Il est intéressant de voir comment l’évêque d’Hippone répondit aux avances affectueuses et à la singulière invitation de l’auditeur manichéen. Cette réponse forme un livre que saint Augustin, dans sa Revue[1], préfère à tout ce qu’il a écrit contre le manichéisme.

« La bienveillance pour moi qui se montre dans votre lettre m’est douce, dit Augustin à Secondinus en commençant ; mais, plus il me faut vous rendre amour pour amour, plus je suis triste de votre ténacité dans de faux soupçons, les uns contre moi, les autres contre la vérité, qui ne peut changer. Je dédaigne facilement ce qui n’est pas vrai dans vos jugements sur mon caractère : quoiqu’ils ne soient pas exacts pour moi, ils peuvent l’être cependant pour l’homme. Vos erreurs sur mon compte ne sont donc pas de nature à me retrancher du nombre des humains ; ce que vous supposez à tort en moi peut se rencontrer dans un caractère d’homme. Ainsi, il n’est pas nécessaire que je m’efforce d’enlever ce soupçon de votre esprit.
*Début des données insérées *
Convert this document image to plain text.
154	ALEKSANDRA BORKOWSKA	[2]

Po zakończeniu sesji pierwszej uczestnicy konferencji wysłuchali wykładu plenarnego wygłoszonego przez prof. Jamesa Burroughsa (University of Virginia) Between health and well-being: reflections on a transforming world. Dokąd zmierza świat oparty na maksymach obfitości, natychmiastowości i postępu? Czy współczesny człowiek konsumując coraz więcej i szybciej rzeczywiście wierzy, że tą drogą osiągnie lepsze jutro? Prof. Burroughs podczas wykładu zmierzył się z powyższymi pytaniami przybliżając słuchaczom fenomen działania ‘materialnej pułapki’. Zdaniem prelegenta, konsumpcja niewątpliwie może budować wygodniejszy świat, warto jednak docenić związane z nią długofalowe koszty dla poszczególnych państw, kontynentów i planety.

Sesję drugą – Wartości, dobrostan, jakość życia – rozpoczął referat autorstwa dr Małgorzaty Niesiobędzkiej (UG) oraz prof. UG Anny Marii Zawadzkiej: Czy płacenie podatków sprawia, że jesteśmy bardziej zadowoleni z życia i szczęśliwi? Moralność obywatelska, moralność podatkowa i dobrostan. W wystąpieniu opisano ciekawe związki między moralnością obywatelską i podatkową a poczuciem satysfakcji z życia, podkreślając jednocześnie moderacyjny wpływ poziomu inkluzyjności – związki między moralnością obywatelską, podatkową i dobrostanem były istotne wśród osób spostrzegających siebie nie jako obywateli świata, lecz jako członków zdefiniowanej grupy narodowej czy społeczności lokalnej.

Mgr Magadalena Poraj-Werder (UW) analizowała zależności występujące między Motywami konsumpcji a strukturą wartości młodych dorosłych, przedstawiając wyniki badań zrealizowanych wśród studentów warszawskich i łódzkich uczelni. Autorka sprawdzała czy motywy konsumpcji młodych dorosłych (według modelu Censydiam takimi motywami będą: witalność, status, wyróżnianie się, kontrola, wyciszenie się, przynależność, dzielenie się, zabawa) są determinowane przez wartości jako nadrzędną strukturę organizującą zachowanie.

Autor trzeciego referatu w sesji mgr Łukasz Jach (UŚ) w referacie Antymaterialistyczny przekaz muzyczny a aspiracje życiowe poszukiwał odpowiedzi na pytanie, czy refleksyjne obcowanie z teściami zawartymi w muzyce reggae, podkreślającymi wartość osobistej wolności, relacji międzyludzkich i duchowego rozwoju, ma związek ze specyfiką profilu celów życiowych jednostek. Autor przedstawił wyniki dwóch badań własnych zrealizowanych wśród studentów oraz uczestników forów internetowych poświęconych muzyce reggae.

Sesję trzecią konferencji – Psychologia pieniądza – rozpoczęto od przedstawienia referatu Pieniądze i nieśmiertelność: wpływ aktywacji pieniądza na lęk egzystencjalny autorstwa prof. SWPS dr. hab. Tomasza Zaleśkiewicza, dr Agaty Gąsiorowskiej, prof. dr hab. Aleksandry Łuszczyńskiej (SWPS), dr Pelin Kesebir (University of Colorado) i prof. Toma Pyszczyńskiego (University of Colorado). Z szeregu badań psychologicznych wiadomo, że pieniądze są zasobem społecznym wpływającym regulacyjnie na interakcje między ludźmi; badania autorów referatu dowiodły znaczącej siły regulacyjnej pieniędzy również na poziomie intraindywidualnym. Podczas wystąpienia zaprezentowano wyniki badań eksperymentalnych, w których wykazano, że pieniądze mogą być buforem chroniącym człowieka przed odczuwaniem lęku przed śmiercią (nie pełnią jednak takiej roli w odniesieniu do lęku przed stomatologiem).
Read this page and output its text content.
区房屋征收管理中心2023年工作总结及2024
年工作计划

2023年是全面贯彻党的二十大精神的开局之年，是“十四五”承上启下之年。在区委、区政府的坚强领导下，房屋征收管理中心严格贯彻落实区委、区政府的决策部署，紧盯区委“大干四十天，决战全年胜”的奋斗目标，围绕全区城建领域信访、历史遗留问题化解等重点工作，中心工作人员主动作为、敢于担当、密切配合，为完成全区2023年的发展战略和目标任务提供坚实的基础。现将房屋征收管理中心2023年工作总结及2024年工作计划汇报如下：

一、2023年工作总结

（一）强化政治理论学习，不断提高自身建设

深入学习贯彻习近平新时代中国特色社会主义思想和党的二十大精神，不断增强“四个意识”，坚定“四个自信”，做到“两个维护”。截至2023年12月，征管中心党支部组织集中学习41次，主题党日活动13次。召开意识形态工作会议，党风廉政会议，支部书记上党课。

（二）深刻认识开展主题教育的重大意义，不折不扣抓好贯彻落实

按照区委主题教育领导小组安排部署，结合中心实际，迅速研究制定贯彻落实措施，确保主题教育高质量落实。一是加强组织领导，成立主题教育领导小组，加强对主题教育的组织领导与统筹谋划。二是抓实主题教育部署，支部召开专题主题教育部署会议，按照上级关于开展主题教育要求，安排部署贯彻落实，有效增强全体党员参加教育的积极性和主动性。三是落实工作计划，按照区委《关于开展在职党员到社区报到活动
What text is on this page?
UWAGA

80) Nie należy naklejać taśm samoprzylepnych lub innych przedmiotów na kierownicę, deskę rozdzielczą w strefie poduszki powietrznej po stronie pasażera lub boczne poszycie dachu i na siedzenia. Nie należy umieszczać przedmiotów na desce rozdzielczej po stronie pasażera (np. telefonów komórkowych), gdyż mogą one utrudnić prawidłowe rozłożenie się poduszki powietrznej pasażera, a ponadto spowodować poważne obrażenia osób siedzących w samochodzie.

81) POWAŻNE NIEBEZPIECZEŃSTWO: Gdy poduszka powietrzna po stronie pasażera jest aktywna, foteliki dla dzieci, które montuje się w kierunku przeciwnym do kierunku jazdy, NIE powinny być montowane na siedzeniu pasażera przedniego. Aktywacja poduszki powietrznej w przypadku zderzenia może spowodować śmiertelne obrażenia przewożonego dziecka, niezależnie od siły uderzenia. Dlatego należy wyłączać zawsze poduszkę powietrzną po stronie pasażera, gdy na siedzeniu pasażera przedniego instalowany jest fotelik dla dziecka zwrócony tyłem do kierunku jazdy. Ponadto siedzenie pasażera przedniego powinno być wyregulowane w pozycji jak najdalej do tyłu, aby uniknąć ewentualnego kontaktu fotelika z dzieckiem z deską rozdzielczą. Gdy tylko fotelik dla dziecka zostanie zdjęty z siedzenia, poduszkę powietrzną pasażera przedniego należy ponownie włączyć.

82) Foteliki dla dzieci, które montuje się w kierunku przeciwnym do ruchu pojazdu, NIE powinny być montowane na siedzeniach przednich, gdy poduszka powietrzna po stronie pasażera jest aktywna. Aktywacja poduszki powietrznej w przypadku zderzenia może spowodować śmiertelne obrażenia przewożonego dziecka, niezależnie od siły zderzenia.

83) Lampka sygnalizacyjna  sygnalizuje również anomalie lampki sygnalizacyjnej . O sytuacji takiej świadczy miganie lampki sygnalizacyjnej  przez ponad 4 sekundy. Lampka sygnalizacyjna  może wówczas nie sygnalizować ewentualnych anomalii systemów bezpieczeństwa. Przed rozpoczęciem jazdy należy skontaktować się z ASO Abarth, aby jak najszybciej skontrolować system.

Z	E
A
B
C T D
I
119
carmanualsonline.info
Ce n’est pas de moi que dépend votre espérance, et vous n’avez pas besoin que je sois bon pour le devenir vous-même. Pensez sur Augustin tout ce qui vous plaira, pourvu que ma conscience ne m’accuse point devant Dieu. » Passant ensuite au soupçon d’avoir abandonné le manichéisme par crainte et par désir de la gloire, Augustin l’accepte pieusement comme une utile correction.

Il dit ensuite que la crainte lui a fait quitter le manichéisme, mais que c’est la crainte de ces paroles de saint Paul, qui atteignent le manichéisme avec tant de force : « Or, l’Esprit dit expressément que, dans les temps à venir, quelques-uns abandonneront la foi, en suivant des esprits d’erreur, des doctrines diaboliques enseignées par des imposteurs pleins d’hypocrisie, dont la conscience est noircie de crimes ; ces imposteurs interdiront le mariage et l’usage des viandes que Dieu a créées pour être reçues avec action de grâces par les fidèles et par ceux qui ont reçu la connaissance de la vérité. Car tout ce que Dieu a créé est bon, et on ne doit rien rejeter de ce qui se mange avec action de grâces, parce qu’il est sanctifié par la parole de Dieu et par la prière[2]. » Quant à l’amour de l’honneur, oui, Augustin a brûlé de cet amour en se séparant de la société des manichéens ; mais l’honneur qui le pressait, c’est celui dont parle l’Apôtre : « L’honneur, la gloire, la paix sont pour tout homme qui fait le bien[3]. »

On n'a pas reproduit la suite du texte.